Dushan Boroyevich, professor of electrical engineering in the College of Engineering at Virginia Tech, was named the American Electric Power Professor of Electrical and Computer Engineering by the Virginia Tech Board of Visitors during the board’s quarterly meeting June 12.

The American Electric Power professorship was established to recognize excellence in the field of electrical power systems.

Boroyevich joined the Bradley Department of Electrical and Computer Engineering in 1990 as an associate professor, and was promoted to professor in 1999. He served as associate director of the Virginia Power Electronics Center from 1996 to 1998. When the National Science Foundation established the Center for Power Electronics Systems at Virginia Tech in 1998, Boroyevich was appointed co-director, a post he continues to hold.

Boroyevich has an accomplished record of research in the field of power electronics. His major contribution is the creation of a unified methodology for modeling and controlling high-frequency switching power converters. He has been the principal investigator or co-principal investigator of 58 projects, with responsibility for about $8 million in research funding, and he holds three patents.

He has authored or co-authored 48 peer-reviewed journal publications, 148 peer-reviewed conference publications, 123 other conference papers, and has edited or co-edited four collections of selected papers. He won three consecutive Institute of Electrical and Electronics Engineers (IEEE) Transactions on Power Electronics Prize Paper awards — in 2002, 2003, and 2004 — and was elected a Fellow of IEEE in 2006. He received the 2004 Award for Outstanding Achievements and Service to the Profession from the European Power Electronics Association.

Boroyevich is a member of the program committees for 14 international conferences and serves as chair of sessions for 21 international conferences. He is a member of the advisory committee and chair of the membership and publicity committees for the IEEE Power Electronics Society, and is active in the IEEE Industry Applications Society.

He received his bachelor’s degree from the University of Belgrade (Yugoslavia), a master’s degree from the University of Novi Sad (Yugoslavia), and a Ph.D. from Virginia Tech.
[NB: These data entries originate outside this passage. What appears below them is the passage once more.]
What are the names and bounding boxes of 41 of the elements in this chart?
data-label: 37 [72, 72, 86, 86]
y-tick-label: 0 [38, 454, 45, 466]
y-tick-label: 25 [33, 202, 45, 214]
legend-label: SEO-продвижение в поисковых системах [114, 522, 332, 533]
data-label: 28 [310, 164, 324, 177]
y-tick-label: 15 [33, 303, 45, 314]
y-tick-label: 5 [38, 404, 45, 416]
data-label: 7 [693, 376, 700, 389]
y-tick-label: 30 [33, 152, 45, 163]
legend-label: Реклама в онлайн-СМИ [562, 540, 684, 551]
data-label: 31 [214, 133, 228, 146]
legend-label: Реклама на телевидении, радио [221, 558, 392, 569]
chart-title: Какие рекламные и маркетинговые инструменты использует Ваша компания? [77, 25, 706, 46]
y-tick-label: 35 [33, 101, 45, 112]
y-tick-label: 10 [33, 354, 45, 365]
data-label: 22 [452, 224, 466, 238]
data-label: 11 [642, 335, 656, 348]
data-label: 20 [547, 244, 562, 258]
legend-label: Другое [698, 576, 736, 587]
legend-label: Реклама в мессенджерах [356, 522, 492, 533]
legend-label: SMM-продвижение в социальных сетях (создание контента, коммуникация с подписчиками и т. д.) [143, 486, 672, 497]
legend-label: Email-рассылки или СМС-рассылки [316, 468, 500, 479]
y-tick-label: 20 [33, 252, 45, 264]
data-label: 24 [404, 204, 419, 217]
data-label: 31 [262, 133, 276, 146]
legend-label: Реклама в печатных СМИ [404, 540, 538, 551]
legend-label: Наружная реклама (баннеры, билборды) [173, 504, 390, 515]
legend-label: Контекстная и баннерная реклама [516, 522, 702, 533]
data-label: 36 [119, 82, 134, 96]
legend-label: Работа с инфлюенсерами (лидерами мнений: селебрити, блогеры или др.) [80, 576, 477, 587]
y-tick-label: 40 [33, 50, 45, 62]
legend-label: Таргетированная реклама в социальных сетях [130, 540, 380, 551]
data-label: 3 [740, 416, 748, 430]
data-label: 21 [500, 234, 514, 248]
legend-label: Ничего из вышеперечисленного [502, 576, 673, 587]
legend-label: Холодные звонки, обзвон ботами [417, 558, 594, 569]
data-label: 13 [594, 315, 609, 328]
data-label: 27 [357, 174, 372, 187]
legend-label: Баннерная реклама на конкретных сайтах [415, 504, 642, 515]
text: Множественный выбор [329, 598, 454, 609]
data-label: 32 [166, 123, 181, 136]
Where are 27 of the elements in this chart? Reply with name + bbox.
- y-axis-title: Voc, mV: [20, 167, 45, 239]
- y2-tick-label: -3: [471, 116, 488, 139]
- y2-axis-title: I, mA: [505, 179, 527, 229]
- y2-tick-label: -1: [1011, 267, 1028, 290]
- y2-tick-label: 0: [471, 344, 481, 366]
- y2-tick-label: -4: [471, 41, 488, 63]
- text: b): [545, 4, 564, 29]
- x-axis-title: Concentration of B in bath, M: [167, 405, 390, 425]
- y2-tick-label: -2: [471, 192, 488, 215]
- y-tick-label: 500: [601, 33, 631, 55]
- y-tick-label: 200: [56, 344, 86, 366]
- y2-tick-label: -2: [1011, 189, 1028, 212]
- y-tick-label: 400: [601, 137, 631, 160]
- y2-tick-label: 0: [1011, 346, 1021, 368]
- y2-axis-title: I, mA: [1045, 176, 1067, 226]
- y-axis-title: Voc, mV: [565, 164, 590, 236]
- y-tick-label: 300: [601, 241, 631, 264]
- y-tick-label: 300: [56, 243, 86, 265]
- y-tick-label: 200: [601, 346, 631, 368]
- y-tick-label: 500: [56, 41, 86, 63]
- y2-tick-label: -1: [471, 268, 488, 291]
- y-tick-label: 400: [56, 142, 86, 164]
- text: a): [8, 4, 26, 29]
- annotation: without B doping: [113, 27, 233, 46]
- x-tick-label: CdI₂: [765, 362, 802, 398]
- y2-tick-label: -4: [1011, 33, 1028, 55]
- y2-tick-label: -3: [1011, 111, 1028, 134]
The College of Engineering at Virginia Tech is internationally recognized for its excellence in 14 engineering disciplines and computer science. The college's 5,500 undergraduates benefit from an innovative curriculum that provides a "hands-on, minds-on" approach to engineering education, complementing classroom instruction with two unique design-and-build facilities and a strong Cooperative Education Program. With more than 50 research centers and numerous laboratories, the college offers its 1,800 graduate students opportunities in advanced fields of study such as biomedical engineering, state-of-the-art microelectronics, and nanotechnology.

Founded in 1872 as a land-grant college, Virginia Tech has grown to become among the largest universities in the Commonwealth of Virginia. Today, Virginia Tech’s eight colleges are dedicated to putting knowledge to work through teaching, research, and outreach activities and to fulfilling its vision to be among the top research universities in the nation. At its 2,600-acre main campus located in Blacksburg and other campus centers in Northern Virginia, Southwest Virginia, Hampton Roads, Richmond, and Roanoke, Virginia Tech enrolls more than 28,000 full- and part-time undergraduate and graduate students from all 50 states and more than 100 countries in 180 academic degree programs.